EU toughens stance on middle size enterprises

This article was written by Ken Almand, Partner, Head of Transfer Pricing, RSM UK

Last month the European Parliament’s Committee on Economic and Monetary Affairs put forward plans to shine a light on tax transparency affecting a swathe of middle sized businesses. If the plan becomes law it is likely to receive cheers from those seeking greater corporate transparency and groans from companies facing new compliance obligations and reputational risk.

So what is this all about? In April 2016 the EU Commission proposed the “EU Accounting Directive”. This was aimed at imposing stricter country-by-country reporting requirements for multinational enterprises operating in the EU with consolidated annual turnover exceeding €750m. If implemented, the Directive would require multinational enterprises over this threshold to publish detailed information including a breakdown of profits, taxes, number of employees and net turnover on a yearly basis, in every EU Member State in which they operate.

The Committee has now published suggested amendments to the Directive, which would considerably lower the reporting threshold for multinational enterprises from a turnover threshold of €750m to €40m.

The plan seems to have gone largely under the radar so far, but this shift could have a significant impact on EU businesses, signalling that the EU wants to create a level playing field for the largest multinationals and middle sized businesses alike.

The proposed Directive would impact:

  • EU headquartered large groups, exceeding any two of €40 million consolidated net turnover, €20 million gross balance sheet and 250 employees. These must file a country-by-country report;
  • EU subsidiaries controlled by a non-EU headquartered parent, with a consolidated net turnover exceeding €40 million. These must also file a country-by-country report;

Consequently Multinational enterprises would need to provide the above information on their worldwide activities, not just for EU member states.

The EU views this Directive as a cost effective way of increasing global tax transparency, as well as a means to hold governments and multinational enterprises to account.

It appears for now that the EU’s approach to tackling international tax evasion and tax avoidance continues to get tougher.
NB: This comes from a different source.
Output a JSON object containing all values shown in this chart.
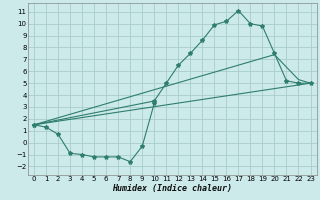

However, there is uncertainty whether these amendments will ever make it into law. The impact is likely to mean that firms will face new compliance burdens and a greater risk of challenge by tax authorities. In turn this will place a greater demand on tax authorities, many of whom lack the specialist staff needed to interpret the data. There are many unanswered questions but it is clear that businesses of all sizes need to begin integrating country by country reporting into their day to day processes.